Indonesia divers, underwater beacons Drones, and sonar technology have been deployed in Indonesia to search for a Lion Air passenger plane which crashed into the sea on Monday.

Flight JT 610 went down after taking off from Jakarta with 189 passengers and crew on board.

All 189 passengers presumed dead Lion Air Flight JT 610 crash

There has been no sign of survivors but debris and personal belongings have been collected from the water.

“Hopefully this morning we can find the wreckage or fuselage,” Soerjanto Tjahjono, the head of Indonesia’s transport safety panel, told Reuters, adding that an underwater acoustic beacon was deployed to locate the main body of the plane.

The search and rescue agency added that four sonar detectors were also deployed in areas where aircraft debris had been found a day earlier off the shore of Karawang, West Java, and 15 vessels were scouring the sea surface.

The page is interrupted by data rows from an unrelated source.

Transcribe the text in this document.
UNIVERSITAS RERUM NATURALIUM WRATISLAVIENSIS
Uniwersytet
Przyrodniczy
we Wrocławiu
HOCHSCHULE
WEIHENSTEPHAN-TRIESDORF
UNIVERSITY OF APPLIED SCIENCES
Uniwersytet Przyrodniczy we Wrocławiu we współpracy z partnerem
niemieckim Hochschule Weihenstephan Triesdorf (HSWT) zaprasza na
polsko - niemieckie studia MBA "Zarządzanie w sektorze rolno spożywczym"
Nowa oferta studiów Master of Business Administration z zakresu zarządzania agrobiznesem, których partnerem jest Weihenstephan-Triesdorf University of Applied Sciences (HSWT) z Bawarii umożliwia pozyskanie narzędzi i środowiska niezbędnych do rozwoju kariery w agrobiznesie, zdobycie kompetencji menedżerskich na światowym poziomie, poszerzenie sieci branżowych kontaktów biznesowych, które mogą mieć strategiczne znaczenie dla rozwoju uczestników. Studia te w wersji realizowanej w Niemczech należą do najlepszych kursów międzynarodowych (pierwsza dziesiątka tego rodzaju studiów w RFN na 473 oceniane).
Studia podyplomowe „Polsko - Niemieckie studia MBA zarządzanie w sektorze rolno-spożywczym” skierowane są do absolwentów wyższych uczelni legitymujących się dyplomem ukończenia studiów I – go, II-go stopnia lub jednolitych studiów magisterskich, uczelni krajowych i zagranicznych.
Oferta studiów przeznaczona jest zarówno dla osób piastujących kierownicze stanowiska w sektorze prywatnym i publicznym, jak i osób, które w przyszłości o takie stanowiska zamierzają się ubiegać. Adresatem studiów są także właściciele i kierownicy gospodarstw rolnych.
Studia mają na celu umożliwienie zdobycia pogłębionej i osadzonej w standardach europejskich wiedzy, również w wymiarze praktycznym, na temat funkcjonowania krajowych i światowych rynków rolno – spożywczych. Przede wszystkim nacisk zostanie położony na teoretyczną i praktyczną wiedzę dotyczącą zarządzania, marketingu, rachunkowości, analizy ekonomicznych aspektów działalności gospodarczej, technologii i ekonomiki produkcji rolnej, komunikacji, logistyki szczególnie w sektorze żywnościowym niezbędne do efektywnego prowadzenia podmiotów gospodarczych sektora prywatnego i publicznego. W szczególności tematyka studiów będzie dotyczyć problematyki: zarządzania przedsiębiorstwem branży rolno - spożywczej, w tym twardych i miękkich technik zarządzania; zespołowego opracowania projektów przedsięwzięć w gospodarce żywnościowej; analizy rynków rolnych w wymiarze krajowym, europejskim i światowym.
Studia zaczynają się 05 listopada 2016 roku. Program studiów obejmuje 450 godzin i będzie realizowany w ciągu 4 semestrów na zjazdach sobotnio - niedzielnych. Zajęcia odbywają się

Earlier, Yusuf Latif, the spokesman of the national search and rescue agency, said there were unlikely to be survivors.

The operations director at the agency, Bambang Suryo Aji, says the search effort is focusing on finding bodies.

He said six body bags have been used so far for human remains recovered.

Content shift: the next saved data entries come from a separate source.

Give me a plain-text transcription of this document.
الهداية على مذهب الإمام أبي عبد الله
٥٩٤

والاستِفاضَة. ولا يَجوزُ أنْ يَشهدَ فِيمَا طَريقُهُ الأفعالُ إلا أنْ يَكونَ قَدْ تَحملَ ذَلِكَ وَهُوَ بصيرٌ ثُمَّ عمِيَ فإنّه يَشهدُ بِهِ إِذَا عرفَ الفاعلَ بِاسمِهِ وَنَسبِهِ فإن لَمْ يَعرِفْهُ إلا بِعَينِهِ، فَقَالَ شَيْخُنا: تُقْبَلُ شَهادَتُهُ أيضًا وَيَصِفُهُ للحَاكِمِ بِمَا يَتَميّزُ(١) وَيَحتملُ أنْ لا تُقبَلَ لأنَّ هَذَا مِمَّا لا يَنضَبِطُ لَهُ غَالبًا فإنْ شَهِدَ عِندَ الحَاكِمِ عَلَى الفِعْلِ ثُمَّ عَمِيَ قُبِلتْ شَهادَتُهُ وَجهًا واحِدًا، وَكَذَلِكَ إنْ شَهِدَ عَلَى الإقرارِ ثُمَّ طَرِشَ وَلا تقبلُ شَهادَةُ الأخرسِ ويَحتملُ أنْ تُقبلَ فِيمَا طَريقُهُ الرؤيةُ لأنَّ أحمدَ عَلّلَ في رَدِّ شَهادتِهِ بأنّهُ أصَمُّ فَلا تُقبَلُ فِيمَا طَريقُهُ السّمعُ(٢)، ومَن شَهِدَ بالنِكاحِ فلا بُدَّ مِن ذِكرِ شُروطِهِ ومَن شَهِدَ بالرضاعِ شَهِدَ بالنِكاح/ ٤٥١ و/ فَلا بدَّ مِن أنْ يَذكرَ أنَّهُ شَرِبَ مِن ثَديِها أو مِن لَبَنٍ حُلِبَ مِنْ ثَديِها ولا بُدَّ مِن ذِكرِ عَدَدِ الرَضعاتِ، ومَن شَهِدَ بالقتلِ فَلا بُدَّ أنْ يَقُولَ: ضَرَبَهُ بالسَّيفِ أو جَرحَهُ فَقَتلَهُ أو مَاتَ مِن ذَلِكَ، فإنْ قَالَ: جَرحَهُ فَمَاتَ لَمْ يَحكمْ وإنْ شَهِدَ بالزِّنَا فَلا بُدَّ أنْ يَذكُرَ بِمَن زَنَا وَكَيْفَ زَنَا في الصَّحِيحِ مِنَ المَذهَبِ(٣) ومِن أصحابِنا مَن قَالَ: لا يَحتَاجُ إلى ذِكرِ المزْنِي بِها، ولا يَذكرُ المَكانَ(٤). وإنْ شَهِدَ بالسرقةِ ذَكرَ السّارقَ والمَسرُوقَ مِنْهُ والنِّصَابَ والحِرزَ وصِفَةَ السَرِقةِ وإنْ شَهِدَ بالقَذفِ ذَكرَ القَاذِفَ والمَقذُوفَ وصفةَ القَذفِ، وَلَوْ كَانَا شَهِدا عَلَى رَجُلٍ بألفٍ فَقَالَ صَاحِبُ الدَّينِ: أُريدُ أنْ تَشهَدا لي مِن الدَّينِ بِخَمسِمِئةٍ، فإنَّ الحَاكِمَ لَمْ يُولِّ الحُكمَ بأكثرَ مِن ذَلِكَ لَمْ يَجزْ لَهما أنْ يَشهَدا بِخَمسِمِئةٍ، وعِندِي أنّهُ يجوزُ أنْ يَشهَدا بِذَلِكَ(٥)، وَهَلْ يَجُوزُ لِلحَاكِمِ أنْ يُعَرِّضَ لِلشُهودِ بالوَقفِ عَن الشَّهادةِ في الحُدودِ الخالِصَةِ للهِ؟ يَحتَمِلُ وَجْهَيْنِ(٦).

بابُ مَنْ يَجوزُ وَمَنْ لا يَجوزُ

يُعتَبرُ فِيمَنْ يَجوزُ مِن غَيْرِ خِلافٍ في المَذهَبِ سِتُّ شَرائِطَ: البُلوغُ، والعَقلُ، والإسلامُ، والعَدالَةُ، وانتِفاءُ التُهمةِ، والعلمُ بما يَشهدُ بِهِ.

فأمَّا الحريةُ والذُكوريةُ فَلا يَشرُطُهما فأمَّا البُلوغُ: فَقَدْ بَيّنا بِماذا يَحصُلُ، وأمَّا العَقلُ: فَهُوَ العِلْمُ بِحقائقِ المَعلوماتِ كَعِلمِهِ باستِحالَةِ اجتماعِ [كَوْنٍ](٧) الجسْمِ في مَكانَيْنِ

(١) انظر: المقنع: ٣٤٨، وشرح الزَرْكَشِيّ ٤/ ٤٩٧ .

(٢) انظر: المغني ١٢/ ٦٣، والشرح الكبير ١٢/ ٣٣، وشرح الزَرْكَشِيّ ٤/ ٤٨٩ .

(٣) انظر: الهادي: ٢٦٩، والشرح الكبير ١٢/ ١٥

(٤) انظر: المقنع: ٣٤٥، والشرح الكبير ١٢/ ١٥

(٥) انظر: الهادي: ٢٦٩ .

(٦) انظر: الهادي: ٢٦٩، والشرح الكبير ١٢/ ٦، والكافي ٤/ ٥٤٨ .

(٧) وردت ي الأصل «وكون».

Aji said the location of the plane hull hasn’t been identified yet. Waters, where it sank, are up to 30 meters deep.

The search is currently planned to last seven days and could be extended.

The passenger plane had only been in service for two months.

Finding survivors “would be a miracle”, Latif added, judging by the condition of the recovered debris and body parts.

There is no indication yet of what caused the plane to go down 13 minutes after taking off. Officials say the pilot of the Boeing 737 had asked to return to Soekarno-Hatta airport shortly before losing contact with air traffic control.

A technical log obtained by the BBC showed the plane had encountered technical problems while flying from Bali to Jakarta the previous day.

The log showed one instrument was “unreliable” and the pilot had to hand over to the first officer.

Divers and rescue teams were working Tuesday to bring passenger remains out of the water, as investigators examined fragments of debris scattered over a large expanse of sea.

The aircraft’s fuselage and flight data recorders are yet to be recovered, which should provide more evidence as to what caused the flight to crash about 13 minutes after taking off on a routine flight expected to take just over one hour.

Flight JT 610 was heading for the western city of Pangkal Pinang on Monday but immediately encountered difficulties.

Thirteen minutes into the flight it suddenly sped up and lost altitude, falling into the Java Sea, north-east of Jakarta.

People who were on boats in the area at the time have reported seeing it fall from the sky.

The head of Indonesia’s disaster agency, Sutopo Purwo Nugroho, said on Twitter that sonar devices were being used in the waters near Karawang – the plane’s last known point of contact.

Investigators are also looking for the plane’s black box recorder, which will provide key flight data.

Mr Sutopo has also warned against hoaxes that have been spreading on social media, including pictures that users claimed were taken by passengers in their last moments before the plane went down.In a statement, Boeing expressed sympathy for the victims and families and said it stood “ready to provide technical assistance to the accident investigation”.

Indonesia, a vast archipelago, is heavily reliant on air travel but many of its airlines have a poor safety record.

It has had issues of safety and poor management in the past and was banned from flying into European airspace until 2016.